We used to go to King Solomon's Pools. To Nahal Arugot in the Judean Desert. To the Elah Valley. We collected specimens in glass phials and took them back to the laboratory in Julian's Way to examine them under the microscope. O'Leary would lend us books by English travelers from the last century who described the desolate state of the country in all its details.

"How does she do it?" O'Leary would ask in tones of amusement. "How does this worn-out, barren old girl make them all fall madly in love with her? I was once in southern Persia: exactly the same miserable hills, dotted with gray rocks, with a few olive trees and pieces of old pottery. Nobody crossed half the world to conquer them."

"Woman comes from the earth," Dr. Mahdi said in a velvety whisper, in careful English. "Man comes from the rain. And desire comes from the Devil. Look at the Jordan. For thousands of years it has flowed into the Dead Sea, where there is neither fish nor tree, and it never comes out again. There's nothing like that in Persia, Edward, and the moral of the story is: if it's hard to get in, then it's hard to get out."

I would contribute an occasional remark, such as:

"The Land of Israel is full of simple symbols. Not only the Jordan and the Dead Sea — even the malaria and bilharzia here take on a symbolic significance."

"You two use similar words to express totally different sentiments. We all three do, actually."

"Is that really so?" O'Leary would murmur politely. He would refrain from offering an explanation and would deftly change the subject.

***

Antoine ran a private practice in the afternoons and evenings in Katamon, and I had my home clinic in Kerem Avraham. I learned to cultivate polite relations with my neighbors and to be a good listener in hard times. I lost track of the hours 1 spent battling against diphtheria and dysentery. If I was called out at night or over the weekend, when I was busy in my amateur laboratory or listening to music, I never complained. If the children made fun of me in the street for my German ways, I never lost my temper. I fulfilled my obligations, more or less.

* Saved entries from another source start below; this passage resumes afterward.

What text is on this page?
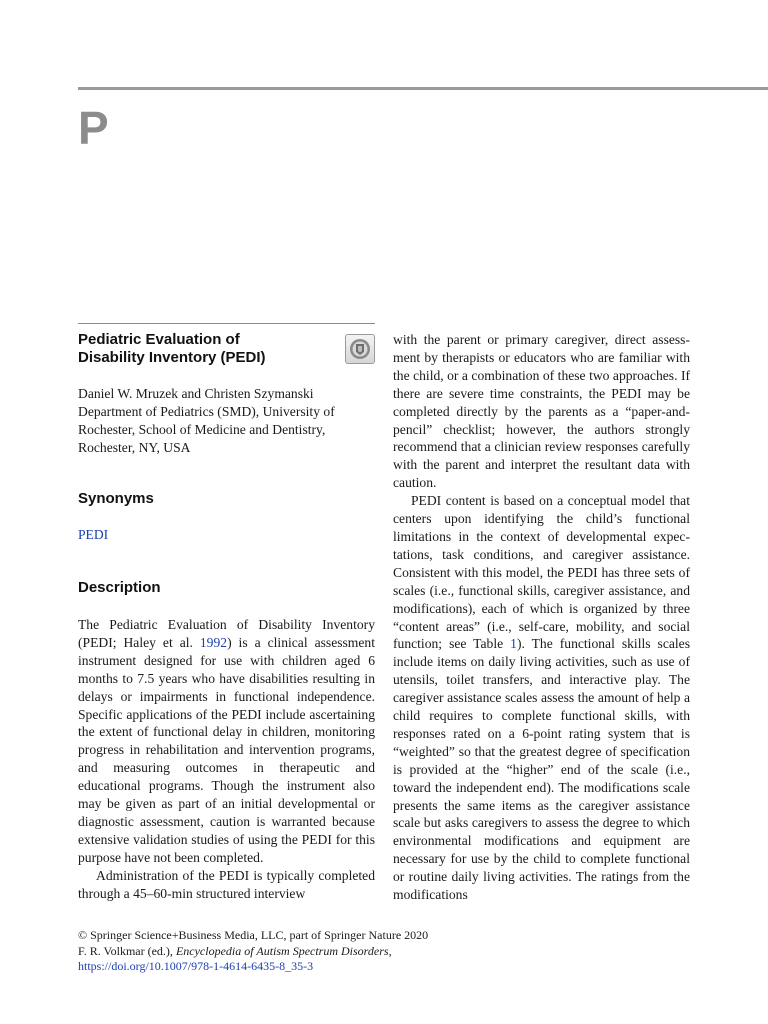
P
Pediatric Evaluation of
Disability Inventory (PEDI)
Daniel W. Mruzek and Christen Szymanski
Department of Pediatrics (SMD), University of
Rochester, School of Medicine and Dentistry,
Rochester, NY, USA
Synonyms
PEDI
Description

The Pediatric Evaluation of Disability Inventory (PEDI; Haley et al. 1992) is a clinical assessment instrument designed for use with children aged 6 months to 7.5 years who have disabilities resulting in delays or impairments in functional independence. Specific applications of the PEDI include ascertaining the extent of functional delay in children, monitoring progress in rehabilitation and intervention programs, and measuring outcomes in therapeutic and educational programs. Though the instrument also may be given as part of an initial developmental or diagnostic assessment, caution is warranted because extensive validation studies of using the PEDI for this purpose have not been completed.

Administration of the PEDI is typically completed through a 45–60-min structured interview

with the parent or primary caregiver, direct assessment by therapists or educators who are familiar with the child, or a combination of these two approaches. If there are severe time constraints, the PEDI may be completed directly by the parents as a “paper-and-pencil” checklist; however, the authors strongly recommend that a clinician review responses carefully with the parent and interpret the resultant data with caution.

PEDI content is based on a conceptual model that centers upon identifying the child’s functional limitations in the context of developmental expectations, task conditions, and caregiver assistance. Consistent with this model, the PEDI has three sets of scales (i.e., functional skills, caregiver assistance, and modifications), each of which is organized by three “content areas” (i.e., self-care, mobility, and social function; see Table 1). The functional skills scales include items on daily living activities, such as use of utensils, toilet transfers, and interactive play. The caregiver assistance scales assess the amount of help a child requires to complete functional skills, with responses rated on a 6-point rating system that is “weighted” so that the greatest degree of specification is provided at the “higher” end of the scale (i.e., toward the independent end). The modifications scale presents the same items as the caregiver assistance scale but asks caregivers to assess the degree to which environmental modifications and equipment are necessary for use by the child to complete functional or routine daily living activities. The ratings from the modifications

© Springer Science+Business Media, LLC, part of Springer Nature 2020
F. R. Volkmar (ed.), Encyclopedia of Autism Spectrum Disorders,
https://doi.org/10.1007/978-1-4614-6435-8_35-3
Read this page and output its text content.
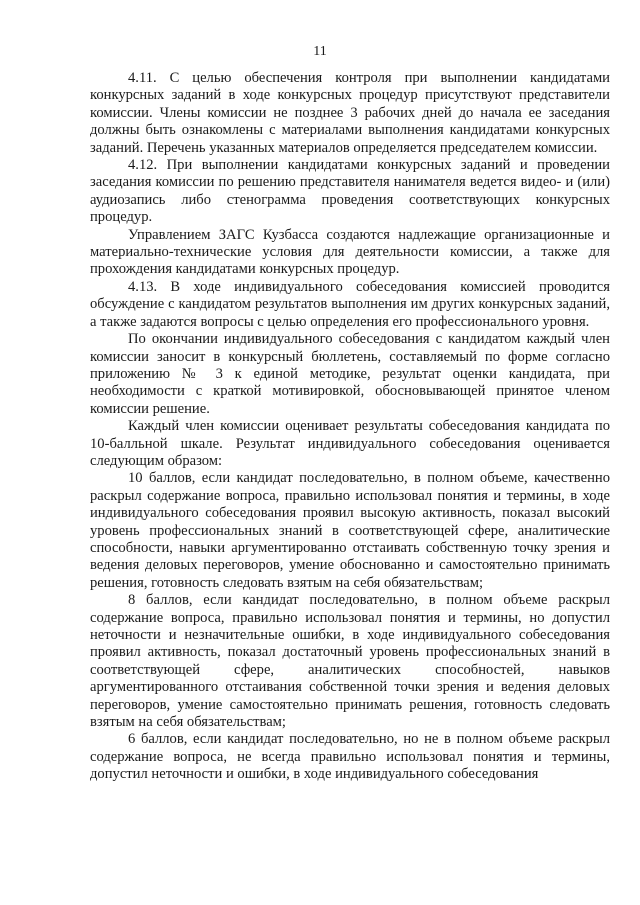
11

4.11. С целью обеспечения контроля при выполнении кандидатами конкурсных заданий в ходе конкурсных процедур присутствуют представители комиссии. Члены комиссии не позднее 3 рабочих дней до начала ее заседания должны быть ознакомлены с материалами выполнения кандидатами конкурсных заданий. Перечень указанных материалов определяется председателем комиссии.

4.12. При выполнении кандидатами конкурсных заданий и проведении заседания комиссии по решению представителя нанимателя ведется видео- и (или) аудиозапись либо стенограмма проведения соответствующих конкурсных процедур.

Управлением ЗАГС Кузбасса создаются надлежащие организационные и материально-технические условия для деятельности комиссии, а также для прохождения кандидатами конкурсных процедур.

4.13. В ходе индивидуального собеседования комиссией проводится обсуждение с кандидатом результатов выполнения им других конкурсных заданий, а также задаются вопросы с целью определения его профессионального уровня.

По окончании индивидуального собеседования с кандидатом каждый член комиссии заносит в конкурсный бюллетень, составляемый по форме согласно приложению № 3 к единой методике, результат оценки кандидата, при необходимости с краткой мотивировкой, обосновывающей принятое членом комиссии решение.

Каждый член комиссии оценивает результаты собеседования кандидата по 10-балльной шкале. Результат индивидуального собеседования оценивается следующим образом:

10 баллов, если кандидат последовательно, в полном объеме, качественно раскрыл содержание вопроса, правильно использовал понятия и термины, в ходе индивидуального собеседования проявил высокую активность, показал высокий уровень профессиональных знаний в соответствующей сфере, аналитические способности, навыки аргументированно отстаивать собственную точку зрения и ведения деловых переговоров, умение обоснованно и самостоятельно принимать решения, готовность следовать взятым на себя обязательствам;

8 баллов, если кандидат последовательно, в полном объеме раскрыл содержание вопроса, правильно использовал понятия и термины, но допустил неточности и незначительные ошибки, в ходе индивидуального собеседования проявил активность, показал достаточный уровень профессиональных знаний в соответствующей сфере, аналитических способностей, навыков аргументированного отстаивания собственной точки зрения и ведения деловых переговоров, умение самостоятельно принимать решения, готовность следовать взятым на себя обязательствам;

6 баллов, если кандидат последовательно, но не в полном объеме раскрыл содержание вопроса, не всегда правильно использовал понятия и термины, допустил неточности и ошибки, в ходе индивидуального собеседования
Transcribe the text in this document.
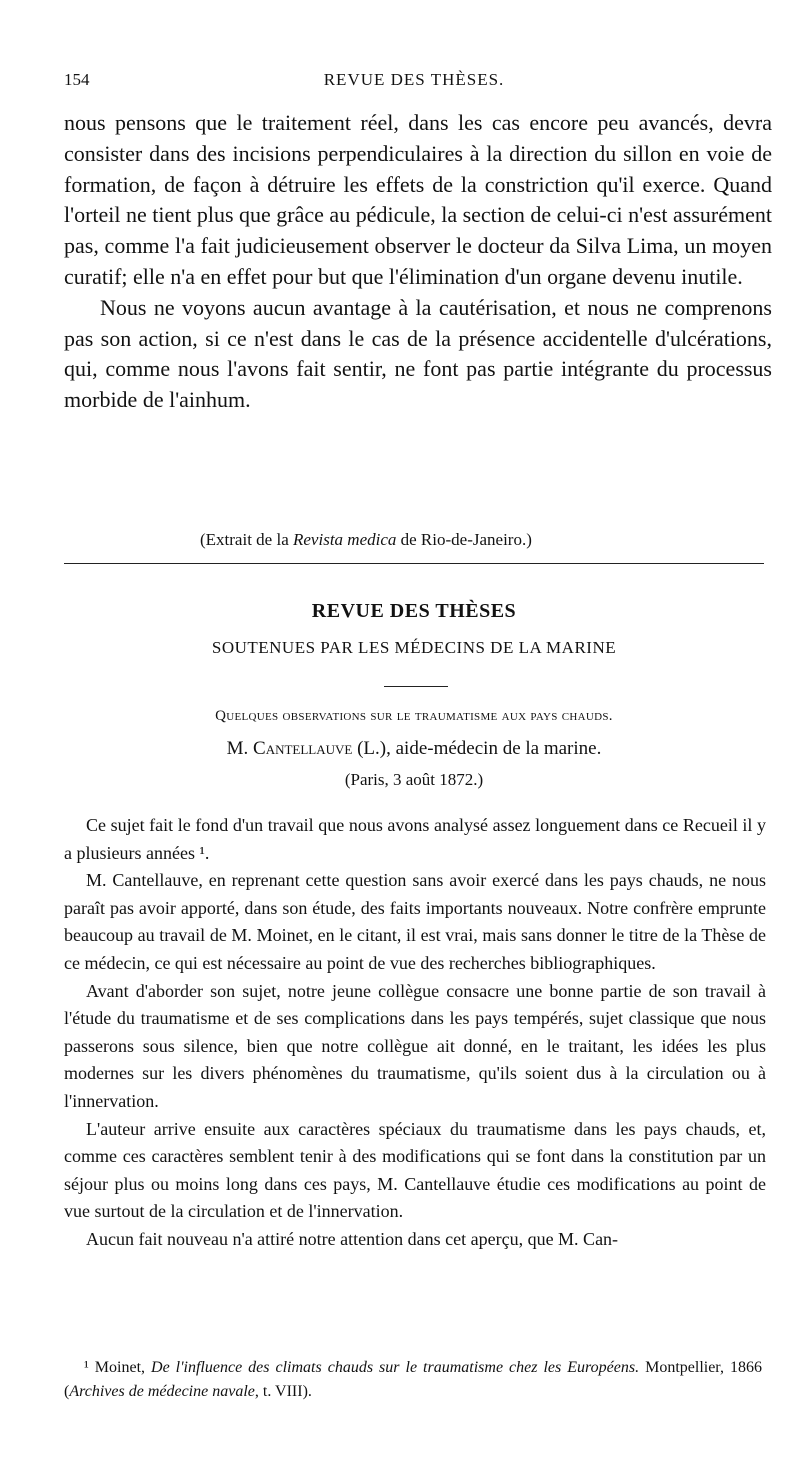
154	REVUE DES THÈSES.

nous pensons que le traitement réel, dans les cas encore peu avancés, devra consister dans des incisions perpendiculaires à la direction du sillon en voie de formation, de façon à détruire les effets de la constriction qu'il exerce. Quand l'orteil ne tient plus que grâce au pédicule, la section de celui-ci n'est assurément pas, comme l'a fait judicieusement observer le docteur da Silva Lima, un moyen curatif; elle n'a en effet pour but que l'élimination d'un organe devenu inutile.

Nous ne voyons aucun avantage à la cautérisation, et nous ne comprenons pas son action, si ce n'est dans le cas de la présence accidentelle d'ulcérations, qui, comme nous l'avons fait sentir, ne font pas partie intégrante du processus morbide de l'ainhum.

(Extrait de la Revista medica de Rio-de-Janeiro.)
REVUE DES THÈSES
SOUTENUES PAR LES MÉDECINS DE LA MARINE
Quelques observations sur le traumatisme aux pays chauds.
M. Cantellauve (L.), aide-médecin de la marine.
(Paris, 3 août 1872.)

Ce sujet fait le fond d'un travail que nous avons analysé assez longuement dans ce Recueil il y a plusieurs années ¹.

M. Cantellauve, en reprenant cette question sans avoir exercé dans les pays chauds, ne nous paraît pas avoir apporté, dans son étude, des faits importants nouveaux. Notre confrère emprunte beaucoup au travail de M. Moinet, en le citant, il est vrai, mais sans donner le titre de la Thèse de ce médecin, ce qui est nécessaire au point de vue des recherches bibliographiques.

Avant d'aborder son sujet, notre jeune collègue consacre une bonne partie de son travail à l'étude du traumatisme et de ses complications dans les pays tempérés, sujet classique que nous passerons sous silence, bien que notre collègue ait donné, en le traitant, les idées les plus modernes sur les divers phénomènes du traumatisme, qu'ils soient dus à la circulation ou à l'innervation.

L'auteur arrive ensuite aux caractères spéciaux du traumatisme dans les pays chauds, et, comme ces caractères semblent tenir à des modifications qui se font dans la constitution par un séjour plus ou moins long dans ces pays, M. Cantellauve étudie ces modifications au point de vue surtout de la circulation et de l'innervation.

Aucun fait nouveau n'a attiré notre attention dans cet aperçu, que M. Can-

¹ Moinet, De l'influence des climats chauds sur le traumatisme chez les Européens. Montpellier, 1866 (Archives de médecine navale, t. VIII).
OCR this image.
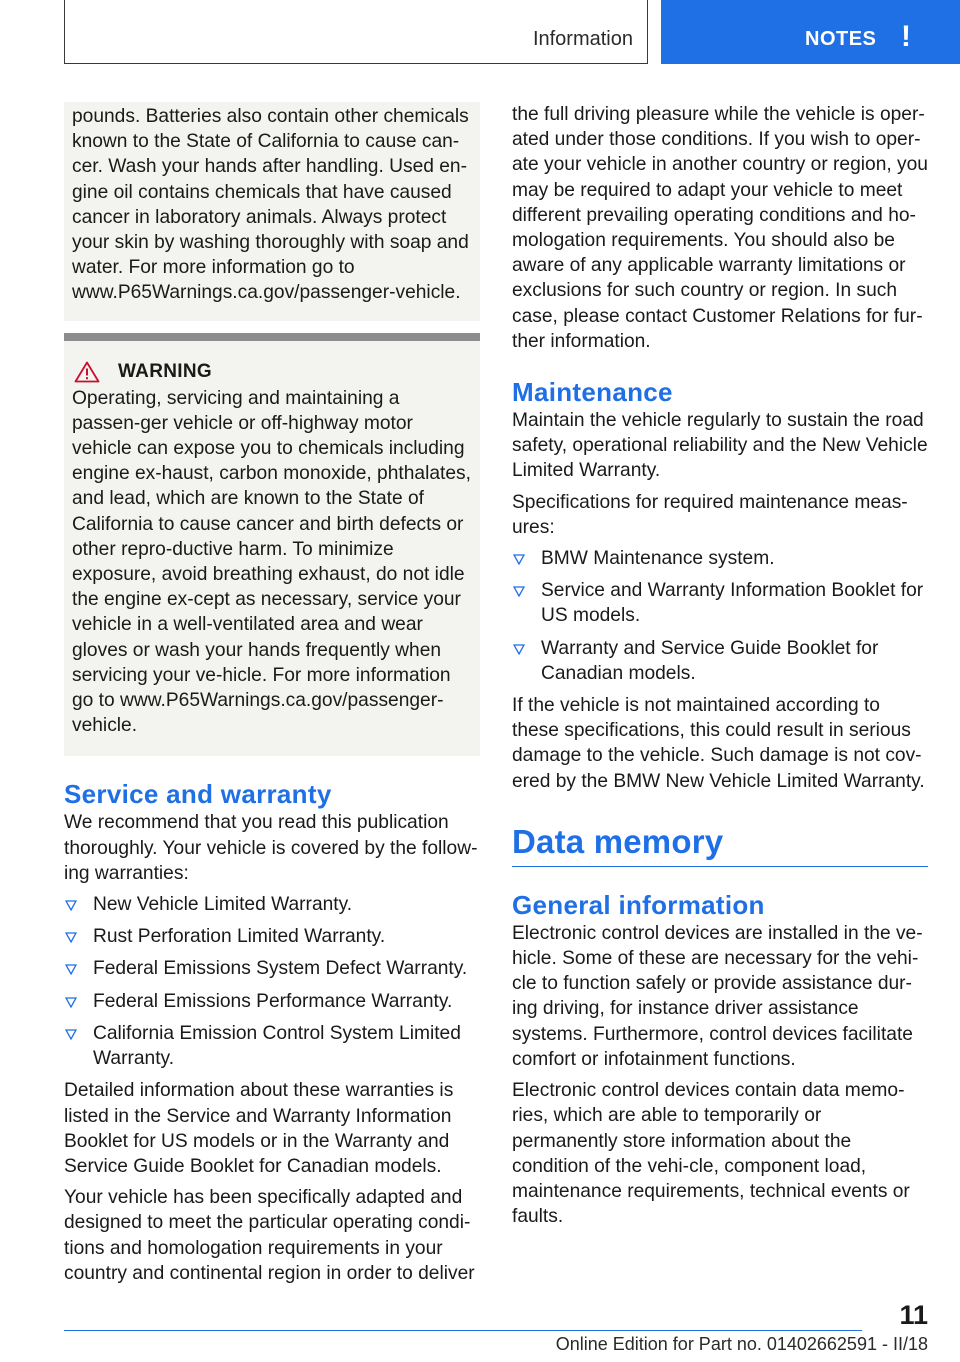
Information	NOTES !

pounds. Batteries also contain other chemicals known to the State of California to cause can-cer. Wash your hands after handling. Used en-gine oil contains chemicals that have caused cancer in laboratory animals. Always protect your skin by washing thoroughly with soap and water. For more information go to www.P65Warnings.ca.gov/passenger-vehicle.

WARNING

Operating, servicing and maintaining a passen-ger vehicle or off-highway motor vehicle can expose you to chemicals including engine ex-haust, carbon monoxide, phthalates, and lead, which are known to the State of California to cause cancer and birth defects or other repro-ductive harm. To minimize exposure, avoid breathing exhaust, do not idle the engine ex-cept as necessary, service your vehicle in a well-ventilated area and wear gloves or wash your hands frequently when servicing your ve-hicle. For more information go to www.P65Warnings.ca.gov/passenger-vehicle.

Service and warranty

We recommend that you read this publication thoroughly. Your vehicle is covered by the follow-ing warranties:

New Vehicle Limited Warranty.
Rust Perforation Limited Warranty.
Federal Emissions System Defect Warranty.
Federal Emissions Performance Warranty.
California Emission Control System Limited Warranty.

Detailed information about these warranties is listed in the Service and Warranty Information Booklet for US models or in the Warranty and Service Guide Booklet for Canadian models.

Your vehicle has been specifically adapted and designed to meet the particular operating condi-tions and homologation requirements in your country and continental region in order to deliver

the full driving pleasure while the vehicle is oper-ated under those conditions. If you wish to oper-ate your vehicle in another country or region, you may be required to adapt your vehicle to meet different prevailing operating conditions and ho-mologation requirements. You should also be aware of any applicable warranty limitations or exclusions for such country or region. In such case, please contact Customer Relations for fur-ther information.

Maintenance

Maintain the vehicle regularly to sustain the road safety, operational reliability and the New Vehicle Limited Warranty.

Specifications for required maintenance meas-ures:

BMW Maintenance system.
Service and Warranty Information Booklet for US models.
Warranty and Service Guide Booklet for Canadian models.

If the vehicle is not maintained according to these specifications, this could result in serious damage to the vehicle. Such damage is not cov-ered by the BMW New Vehicle Limited Warranty.

Data memory
General information

Electronic control devices are installed in the ve-hicle. Some of these are necessary for the vehi-cle to function safely or provide assistance dur-ing driving, for instance driver assistance systems. Furthermore, control devices facilitate comfort or infotainment functions.

Electronic control devices contain data memo-ries, which are able to temporarily or permanently store information about the condition of the vehi-cle, component load, maintenance requirements, technical events or faults.

11
Online Edition for Part no. 01402662591 - II/18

Until you and I met in Arza, that is. And until my illness appeared.

So there you have a résumé of the story of my life. Some of it you knew already, and the rest you could probably have deduced, in your usual way, from an analysis of my behavior.

Now I shall return to my observations.

Uri has gone off, probably on instructions from one of Nachtshe's mysterious assistants, to stand on the Kapitanski brothers' roof and keep watch on the Sheikh Jarrah district and the traffic on the Ramallah road. And I, too, am on the lookout, sitting here on my balcony. The details I am amassing will be of no military use: A Jerusalem street vendor, what he sells, how he sells, who buys. My lower-middle-class Eastern European neighbors, and why they quarrel so much among themselves. And what, exactly, their communal ideal is. Their children, what is new about them and what is ancient. And the youths, boys like Nachtshe, Yigal, and Akiva, how, and with what measure of success, they all attempt to dress, talk, and joke on the basis of some abstract archetype from Galilee, from the Palmach, a venerated image of the pioneering hero.

And I myself: apart from my impending death and the code of pains and symptoms, why do I sometimes abhor these brave boys, and secretly call them "Asiatics," and sometimes feel a powerful love for them as though I have an unidentified son among them, a dark-skinned, barefoot, physically tough young man, an expert with machines and weapons, contemptuous of words, contemptuous of me and my worries? I don't know.